Эрна и ее мать стояли в дверях между кухней и комнатой. У Хуго было теперь время оглядеться. На стене над громоздкой кроватью не только висели распятие и цветная олеография Матери Божьей с мечом в сердце, но и несколько увеличенных фотографий торжественно-скорбно взирали на мальчика сквозь стекло между рамками. Это были, разумеется, портреты семейных усопших. Бога и мертвецов воспринимали здесь очень серьезно. Старший по рангу покойник, отец Эрны, с суровостью во взгляде господствовал над убогой комнатой. Подтянутый, бодрый мужчина в солидном парадном костюме, ровную темноту которого украшал «Крест за заслуги» на красной ленте. Он с трудом примирился с тем, что легкомысленный художник раскрасил его фотографию, изгнав вечное весеннее небо ателье над его смиренной головой. Хуго чувствовал, как испытующе смотрит на него портрет, полный живейшего неприятия.

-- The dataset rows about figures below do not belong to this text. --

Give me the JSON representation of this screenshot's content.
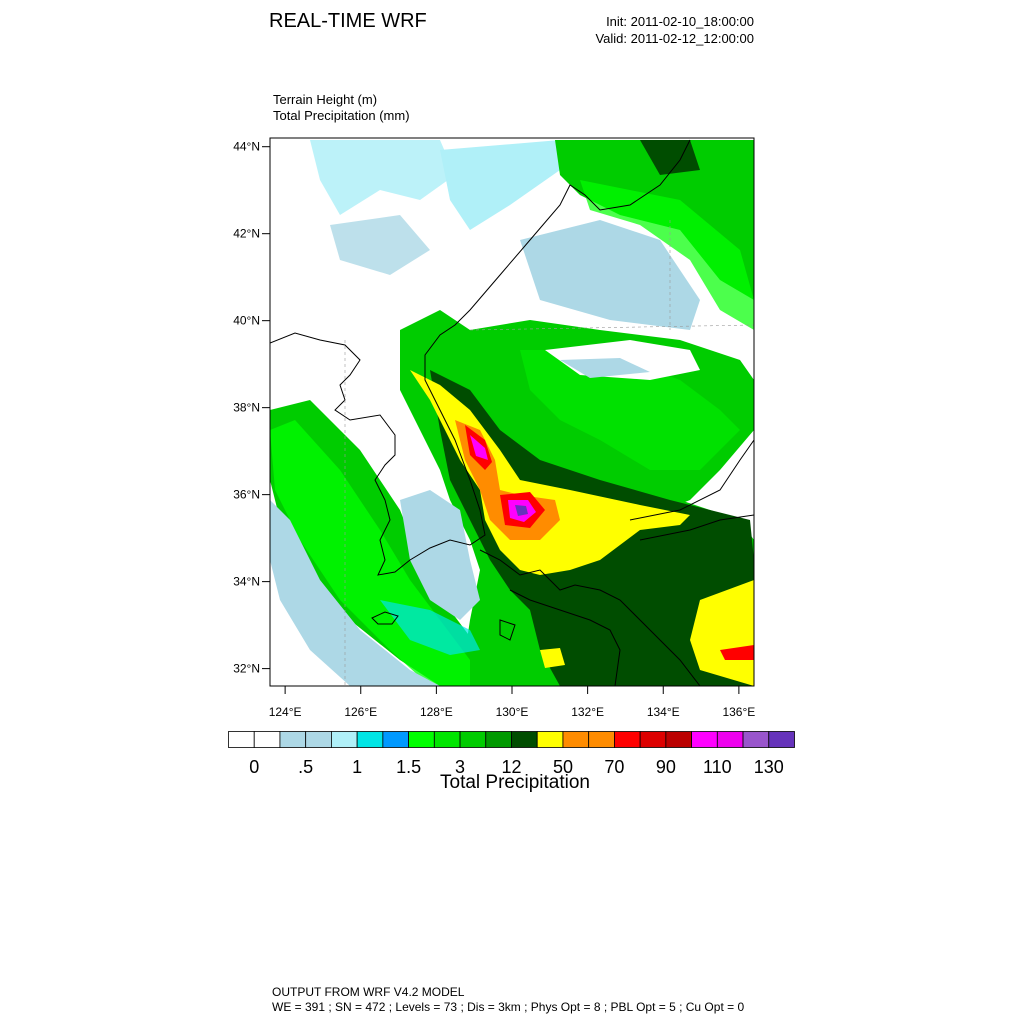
{
  "header": {
    "title": "REAL-TIME WRF",
    "init": "Init: 2011-02-10_18:00:00",
    "valid": "Valid: 2011-02-12_12:00:00"
  },
  "fields": {
    "line1": "Terrain Height   (m)",
    "line2": "Total Precipitation   (mm)"
  },
  "map": {
    "lon_range": [
      123.6,
      136.4
    ],
    "lat_range": [
      31.6,
      44.2
    ],
    "lat_ticks": [
      {
        "value": 32,
        "label": "32°N"
      },
      {
        "value": 34,
        "label": "34°N"
      },
      {
        "value": 36,
        "label": "36°N"
      },
      {
        "value": 38,
        "label": "38°N"
      },
      {
        "value": 40,
        "label": "40°N"
      },
      {
        "value": 42,
        "label": "42°N"
      },
      {
        "value": 44,
        "label": "44°N"
      }
    ],
    "lon_ticks": [
      {
        "value": 124,
        "label": "124°E"
      },
      {
        "value": 126,
        "label": "126°E"
      },
      {
        "value": 128,
        "label": "128°E"
      },
      {
        "value": 130,
        "label": "130°E"
      },
      {
        "value": 132,
        "label": "132°E"
      },
      {
        "value": 134,
        "label": "134°E"
      },
      {
        "value": 136,
        "label": "136°E"
      }
    ]
  },
  "colorbar": {
    "label": "Total Precipitation",
    "colors": [
      "#ffffff",
      "#ffffff",
      "#add8e6",
      "#add8e6",
      "#b0f0f8",
      "#00e5e5",
      "#0099ff",
      "#00ff00",
      "#00e600",
      "#00cc00",
      "#009900",
      "#004d00",
      "#ffff00",
      "#ff8c00",
      "#ff8c00",
      "#ff0000",
      "#dd0000",
      "#bb0000",
      "#ff00ff",
      "#ee00ee",
      "#9955cc",
      "#6633bb"
    ],
    "labels": [
      "0",
      ".5",
      "1",
      "1.5",
      "3",
      "12",
      "50",
      "70",
      "90",
      "110",
      "130"
    ]
  },
  "footer": {
    "line1": "OUTPUT FROM WRF V4.2 MODEL",
    "line2": "WE = 391 ; SN = 472 ; Levels = 73 ; Dis = 3km ; Phys Opt = 8 ; PBL Opt = 5 ; Cu Opt = 0"
  }
}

Бог и покойники! Как по-другому все было дома! Там не говорили ни о Боге, ни о беднягах-усопших, которые в виде маленьких невзрачных фотографий стояли на папином письменном столе. Так, по крайней мере, представлялось Хуго в эти меланхолические минуты. Вообще, казалось, дома жизнь не воспринималась вполне серьезно. Всегда бережно сохраняемый налет несерьезности окрашивал все в приятные и красивые тона. Так было, к примеру, с тем, что люди называют смертью. Хуго знал, но не верил, что однажды должен умереть. Так же не верил он в будущую смерть родителей. Смерть не соответствовала его белой комнате, папиной галерее, маминому ателье и ее туалетам. На улицах часто можно было видеть похоронные процессии. Огромные траурные экипажи, неуклюже покачивающиеся, сверкающие черным от отвратительного лака, украшенные башенками, завитками, коронами, кистями и увешанные драпировками, — образ ужаса и мерзости! Как серебристая фольга, мерцала противная краска гроба среди тяжелых венков. И сами эти венки, противоестественно переплетенная проволокой зелень, — унижение для астр и хризантем, что прятались в тесном сплетении ржавчины и мха. Смерть была весьма и весьма неэлегантна. Смерть выглядела как старинный немецкий сервант в комнате фрау Тапперт: Хуго и ему подобные едва обращали на него внимание. Прежде чем умереть, нужно ведь заболеть. Болезням, однако, противостояли доктора и всевозможные облицованные белым кафелем и никелированные атрибуты гигиены. Если хорошенько подумать, болезнь, какой ее знал Хуго, не имела ничего общего со смертью. Ему нравилось состояние жара, когда можно так упоительно грезить. Ему вспомнились сейчас иллюстрированные издания классиков, которые у него имелись. Да, там изображались война, поединки, убийства, смерть. Однако этот вид пленительной смерти относился к той же главе, что и «любовь и любовные страдания». Это было и этого не было. Проливаешь слезы умиления над прекрасным, блаженно потягиваясь в постели, читая и выздоравливая. Здесь же, в этой комнате и в этой жизни, было все, что было.